Well known for paintings that encourage dialogue with topics of psychology, grief, and triumph, Leslie Holt’s newest body of work in DON’T LET THE SUN GO DOWN furthers her exploration of the visualization of mental health conditions through color and language.




Of her work Holt says, “My interest is in this combination of objective data with more poetic interpretation as a reflection of both corporeal and clinical experiences of mental health conditions. In some of this work, the brain imagery itself is abstracted beyond recognition, presenting a more subjective view of the brain.”




Holt’s compositions on raw canvas contain clouds of sharp acrylic pigment that bleed, drip, and pool around embroidered brains and text. Culling imagery and text from scientific, historical, and personal references, she explores the visualization of mental health and the history of its treatment.




Holt’s Brain Stain series exploits the aesthetic qualities of scans of healthy brains and those affected by mental illness. Measuring changes associated with blood flow, PET scans reveal compelling differences in presence, absence, and proportion of certain hues.
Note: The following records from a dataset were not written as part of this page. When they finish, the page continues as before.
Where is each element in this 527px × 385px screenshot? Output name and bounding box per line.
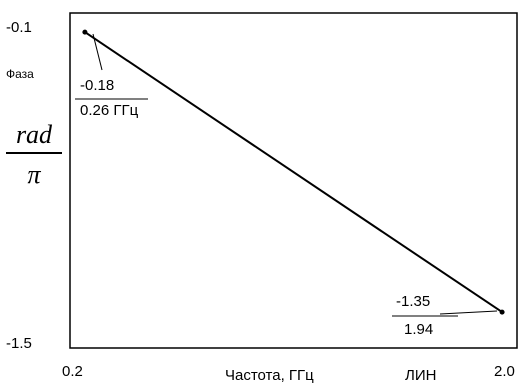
- plot-frame: [69, 12, 518, 349]
- marker1-frequency: 0.26 ГГц: [80, 102, 139, 119]
- phase-series-line: [84, 31, 503, 313]
- y-unit-fraction-bar: [6, 152, 62, 154]
- marker2-frequency: 1.94: [404, 321, 434, 338]
- y-tick-bottom: -1.5: [6, 335, 32, 352]
- y-axis-label: Фаза: [6, 67, 34, 81]
- marker-point-2: [499, 309, 505, 315]
- x-tick-right: 2.0: [494, 363, 515, 380]
- marker1-leader: [92, 33, 103, 71]
- y-unit-denominator: π: [27, 160, 41, 189]
- marker2-value: -1.35: [396, 293, 431, 310]
- marker2-leader: [439, 310, 498, 315]
- marker-point-1: [82, 29, 88, 35]
- y-unit-numerator: rad: [15, 120, 53, 149]
- x-scale-label: ЛИН: [405, 367, 437, 384]
- x-tick-left: 0.2: [62, 363, 83, 380]
- y-tick-top: -0.1: [6, 19, 32, 36]
- y-axis-unit: rad π: [6, 122, 62, 188]
- x-axis-label: Частота, ГГц: [225, 367, 314, 384]
- marker1-value: -0.18: [80, 77, 115, 94]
These hues are often attributed to specific emotions associated with mental conditions - someone experiencing depression may “feel blue” because decreased brain activity presents a visual image with more blue, green, and black than a healthy brain.
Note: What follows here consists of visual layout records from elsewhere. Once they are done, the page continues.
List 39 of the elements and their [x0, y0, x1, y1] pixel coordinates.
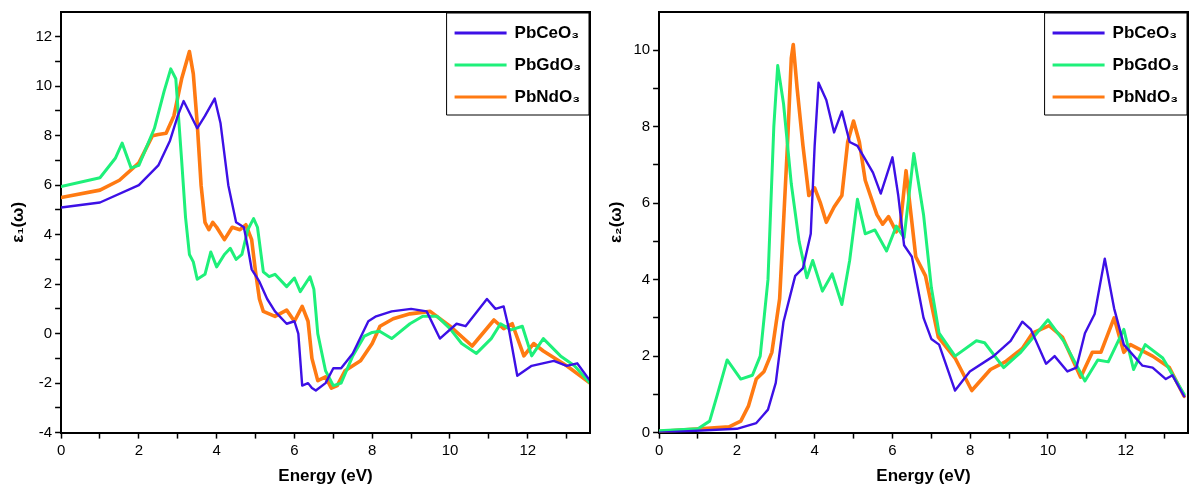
x-tick-label: 4 [810, 440, 819, 458]
y-tick-label: 6 [43, 175, 53, 193]
y-tick-label: 12 [35, 26, 53, 44]
y-tick-label: 4 [43, 224, 53, 242]
x-tick-label: 8 [368, 440, 377, 458]
legend-label: PbGdO₃ [1112, 54, 1180, 74]
y-tick-label: 6 [641, 193, 651, 211]
y-tick-label: 4 [641, 269, 651, 287]
legend-label: PbCeO₃ [514, 22, 580, 42]
x-tick-label: 10 [1039, 440, 1057, 458]
legend-label: PbNdO₃ [514, 86, 581, 106]
y-axis-title: ε₁(ω) [7, 201, 27, 243]
x-axis-title: Energy (eV) [876, 466, 971, 486]
x-axis-title: Energy (eV) [278, 466, 373, 486]
y-tick-label: 10 [35, 76, 53, 94]
y-tick-label: 8 [641, 116, 651, 134]
y-tick-label: 10 [633, 40, 651, 58]
y-tick-label: 2 [43, 274, 53, 292]
legend-label: PbGdO₃ [514, 54, 582, 74]
legend-label: PbNdO₃ [1112, 86, 1179, 106]
y-tick-label: 0 [641, 422, 651, 440]
x-tick-label: 0 [56, 440, 66, 458]
y-tick-label: 8 [43, 125, 53, 143]
x-tick-label: 4 [212, 440, 221, 458]
y-tick-label: 2 [641, 346, 651, 364]
y-tick-label: -4 [38, 422, 53, 440]
legend-label: PbCeO₃ [1112, 22, 1178, 42]
x-tick-label: 6 [888, 440, 897, 458]
x-tick-label: 0 [654, 440, 664, 458]
x-tick-label: 2 [732, 440, 742, 458]
x-tick-label: 2 [134, 440, 144, 458]
y-tick-label: 0 [43, 323, 53, 341]
y-axis-title: ε₂(ω) [605, 201, 625, 243]
x-tick-label: 12 [1117, 440, 1135, 458]
x-tick-label: 6 [290, 440, 299, 458]
x-tick-label: 10 [441, 440, 459, 458]
x-tick-label: 8 [966, 440, 975, 458]
y-tick-label: -2 [38, 373, 53, 391]
x-tick-label: 12 [519, 440, 537, 458]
While the source imagery varies, the medium of all the work includes acrylic paint stains combined with embroidery thread stitched on raw canvas. In much of this work I include text sourced from contemporary and historical clinical language, poetry and my own writing. I often stitch on both sides of the canvas so that what shows up on front can become a garbled code of thread: illegible, but with some unknown system guiding its construction.






Holt’s Hysterical Women series includes source material from the 19th century - clinical sketches of institutionalized women, most of whom were diagnosed with hysteria. Clinicians drew, sculpted and photographed these women, often putting them on display for the public, portraying them with exaggerated and often sexualized gestures and poses. The women are suspended and isolated in other-worldly spaces, distant from their original context, stains of saturated acrylic paint hovering over them.








Leslie Holt is from Bethesda, Maryland, and in 2012 she returned to the DC area after living in St. Louis. She received a BFA in Painting at Washington University in St. Louis and an MFA in Painting at Washington State University in Pullman, WA. Holt has taught studio art, art history, and art appreciation at the collegiate level for over 20 years, and has also worked as a social worker and advocate for people with developmental disabilities, mental illness, and those receiving welfare benefits. She is the Co-Director of Red Dirt Studio, a warehouse studio for a group of independent artists and creative professionals. In 2021 she presented NEURO BLOOMS at Beautiful Distress House and the Mentrum Mental Health Center in Amsterdam, Netherlands, and was included in the Phillips Collection’s INSIDE OUTSIDE, UPSIDE DOWN, an exhibition celebrating the Collection’s 100th anniversary and founder Duncan Phillips’ commitment to presenting, acquiring, and promoting artists in the D.C. region.